Tina had been hard at work, studying for her jurisprudence exam in August. I had relished having her big, gorgeous kitchen to myself for most of the day, with expensive gadgets and her Ruffoni copper cookware, in making her French press coffee and plating beautiful meals for her on her old wedding china.

When I was CJ’s wife, I didn’t think anything about making dinner and cleaning up after him. I bought cheap cuts of meat because even though CJ earned a decent living, he was frugal, and he had no palate. I made the things my father made for us at my mother and brother’s behest: casseroles and meat loaf with gravy, thick sloppy stuff that clung to CJ’s beard and neutered my appetite in more ways than one. But at Tina’s, I served fish and vegetables that were not previously frozen. I poured red wine into crystal glasses and lit candles that burned high between us.

I suggested we throw a dinner party.

“We can invite all the girls from the grief group,” I said. “And Frances, of course.”

Tina reached out and tucked my hair behind my ear with a closed-lip, conciliatory smile. “I’m not sure all the girls in the grief group would understand.” She gestured: me in her bed.

“But Janelle was here,” I protested. “You introduced me to Janelle.” I thought about Janelle more than I cared to admit. I wondered if Tina thought that people might have an easier time understanding her and Janelle because Janelle was composed and confident, because she wore nice jewelry and didn’t have acne pits in her cheeks.

“I wasn’t planning to. You arrived early.”

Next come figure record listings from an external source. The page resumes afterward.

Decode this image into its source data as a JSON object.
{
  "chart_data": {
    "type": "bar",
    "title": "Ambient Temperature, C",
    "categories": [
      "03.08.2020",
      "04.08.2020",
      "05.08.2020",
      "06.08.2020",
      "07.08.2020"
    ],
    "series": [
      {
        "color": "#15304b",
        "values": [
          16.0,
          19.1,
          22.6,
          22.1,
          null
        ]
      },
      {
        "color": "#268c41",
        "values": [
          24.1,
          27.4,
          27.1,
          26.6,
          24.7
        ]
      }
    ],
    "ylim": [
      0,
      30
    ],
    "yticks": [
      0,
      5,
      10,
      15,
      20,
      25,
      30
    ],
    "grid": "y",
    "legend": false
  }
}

“So it’s a secret society we’re in.”

Tina frowned. “Secret society?”

“Of people like you,” I said, and realized that wasn’t cruel enough to hurt her. “Women like you.”

Quietly, Tina said, “There’s no secret society, Ruth. Just women who care about each other.” She sat up and reached for her robe. I reached for her hand.

“I’m sorry.” With my thumb, I brushed the thin blue vein that ran the length of her forearm. “I would really like to throw a dinner party, though.” Tina shivered, but she didn’t lie back down. “We could invite Janelle too.”

Tina looked down at me with a gorgeous smirk. And then she was crawling on top of me, straddling me on all fours. “Let’s just add CJ and Martha to the list while we’re at it,” she said. It took all my strength to push her face away when I felt her cool breath on my neck.